Ein weiterer wichtiger Punkt ist der Umgang mit Gefahrensituationen. Cybermobbing, Datenmissbrauch und unangemessene Inhalte sind nur einige der Gefahren, denen Jugendliche im Netz ausgesetzt sind. Eltern müssen in der Lage sein, solche Probleme frühzeitig zu erkennen und darauf zu reagieren. Sie sollten wissen, wie sie das Gespräch mit ihren Kindern suchen können, ohne dass es zu einer Konfrontation kommt. Wenn Eltern nicht wissen, wie sie auf bedenkliche Situationen reagieren sollen, kann das fatale Folgen für die Entwicklung der Jugendlichen haben.

Natürlich könnte man argumentieren, dass es nicht die Verantwortung der Gesellschaft ist, Eltern zu schulen. Schließlich sind sie für die Erziehung ihrer Kinder selbst verantwortlich. Aber betrachten wir die Realität: Viele Eltern sind überfordert.

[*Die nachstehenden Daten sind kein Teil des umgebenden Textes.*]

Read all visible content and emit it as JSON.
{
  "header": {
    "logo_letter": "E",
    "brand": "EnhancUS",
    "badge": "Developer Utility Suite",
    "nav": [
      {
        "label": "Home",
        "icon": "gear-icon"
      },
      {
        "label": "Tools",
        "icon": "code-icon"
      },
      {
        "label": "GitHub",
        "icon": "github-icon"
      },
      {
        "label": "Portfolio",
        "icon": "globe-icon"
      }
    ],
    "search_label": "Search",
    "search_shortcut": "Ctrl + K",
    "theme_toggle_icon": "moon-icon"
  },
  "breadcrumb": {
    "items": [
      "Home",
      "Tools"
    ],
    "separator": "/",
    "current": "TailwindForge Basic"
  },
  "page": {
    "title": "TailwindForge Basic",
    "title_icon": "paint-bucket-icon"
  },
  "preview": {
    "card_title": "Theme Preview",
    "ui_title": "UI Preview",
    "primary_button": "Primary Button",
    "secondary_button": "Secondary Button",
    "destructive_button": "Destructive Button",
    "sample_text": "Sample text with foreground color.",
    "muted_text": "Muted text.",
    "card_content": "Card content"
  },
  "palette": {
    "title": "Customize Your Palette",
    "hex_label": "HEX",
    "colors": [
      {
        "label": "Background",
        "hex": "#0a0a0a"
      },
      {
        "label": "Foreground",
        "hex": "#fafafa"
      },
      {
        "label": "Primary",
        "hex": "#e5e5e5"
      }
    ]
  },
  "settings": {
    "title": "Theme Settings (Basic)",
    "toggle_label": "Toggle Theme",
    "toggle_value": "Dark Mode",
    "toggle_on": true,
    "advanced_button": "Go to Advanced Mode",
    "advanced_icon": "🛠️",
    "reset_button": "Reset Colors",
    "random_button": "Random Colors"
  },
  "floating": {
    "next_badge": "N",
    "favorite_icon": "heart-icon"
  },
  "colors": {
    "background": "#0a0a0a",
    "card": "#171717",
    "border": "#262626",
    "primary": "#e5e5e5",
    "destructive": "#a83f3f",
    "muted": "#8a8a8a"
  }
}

Zwischen Beruf, Haushalt und dem Versuch, das eigene Leben zu meistern, bleibt oft keine Zeit, sich mit dem Thema digitale Medien auseinanderzusetzen. Hier sind die Schulen, die Gemeinden und sogar die Politik gefragt. Sie sollten Programme und Workshops anbieten, die Eltern die nötigen Infos und Tools an die Hand geben, um besser im Netz navigieren zu können.

Soziale Netzwerke wie Facebook, Instagram oder TikTok sind Teil des Lebens unserer Kinder, und Eltern müssen wissen, wie sie damit umgehen können. Wenn wir wollen, dass unsere Kinder sicher im Netz unterwegs sind, müssen auch die Eltern befähigt werden, diese Sicherheit zu gewährleisten. Das bedeutet, dass es an der Zeit ist, die Diskussion über Verbote für Jugendliche weiterzuentwickeln und nicht nur deren Nutzung zu unterbinden, sondern auch einen aktiven Dialog zwischen Eltern und Kindern zu fördern. Wir sollten nicht nur Verbote aussprechen, sondern auch die Eltern auf die digitale Reise ihrer Kinder mitnehmen.